A alerté la Commission européenne sur des stratégies d’optimisation qui consisteraient à réduire au maximum les déclarations de ventes directes transfrontalières B2C, lesquelles déclenchent le forfait de 3 euros.

Yvan Verougstraete, eurodéputé

L’une des pistes évoquées repose sur l’importation massive de marchandises en gros volumes, déclarées comme simples transferts de stock vers des filiales ou entrepôts situés dans l’UE. Ce flux B2B est soumis aux droits de douane habituels sur la base d’une valeur de gros déclarée, souvent faible, mais il échappe à la barrière de 3 euros par colis propre au régime IOSS. La livraison finale au client s’effectue ensuite depuis un entrepôt déjà situé dans le marché unique, via une vente considérée comme intra-européenne.

Exemple :

Shein a ouvert un centre de distribution près de Varsovie, en Pologne, pour stocker et redistribuer ses produits directement depuis le territoire européen. Par ailleurs, pour limiter l’impact du nombre de catégories dans un même colis, les géants du e-commerce pourraient inciter les clients à regrouper leurs achats par type de produits (par exemple une commande de t-shirts, puis une autre d’accessoires), réduisant ainsi le nombre de forfaits de 3 euros.

Vers un durcissement progressif jusqu’en 2028

Le forfait de 3 euros par catégorie adopté au 1er juillet 2026 n’est qu’une étape transitoire. Dès novembre 2026, l’arsenal européen doit être complété par la mise en place de frais de gestion douanière harmonisés, estimés à environ 2 euros supplémentaires par colis.
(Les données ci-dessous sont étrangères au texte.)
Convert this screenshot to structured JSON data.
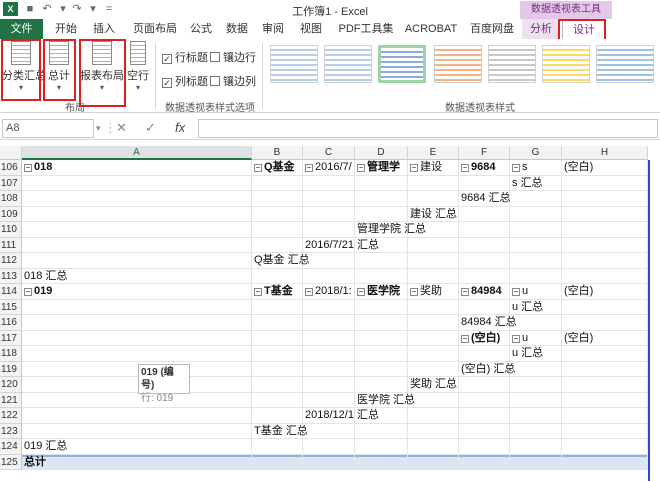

L’addition atteindrait alors 5 euros par catégorie d’articles, combinaison du droit de 3 euros et des frais de traitement.

Réforme douanière 2028

L’Union européenne prévoit une refonte majeure de son système douanier, incluant une plateforme centralisée et la fin des franchises.

EU Customs Data Hub

Plateforme centralisée de données qui entrera en service à l’horizon 2028.

Fin des franchises

Chaque bien importé sera soumis à un tarif douanier dès le premier euro, selon un barème précis.

Pour la France, la suspension de la TPC signifie l’abandon d’un outil strictement national au profit d’un dispositif coordonné au niveau européen. À court terme, les consommateurs échappent à une surtaxation spécifique et les plateformes ne peuvent plus jouer des frontières internes pour éviter une mesure isolée. À moyen terme, le durcissement progressif des règles au sein du marché unique devrait transformer en profondeur l’économie des petits colis importés et peser sur le modèle des achats à très bas prix venus d’Asie.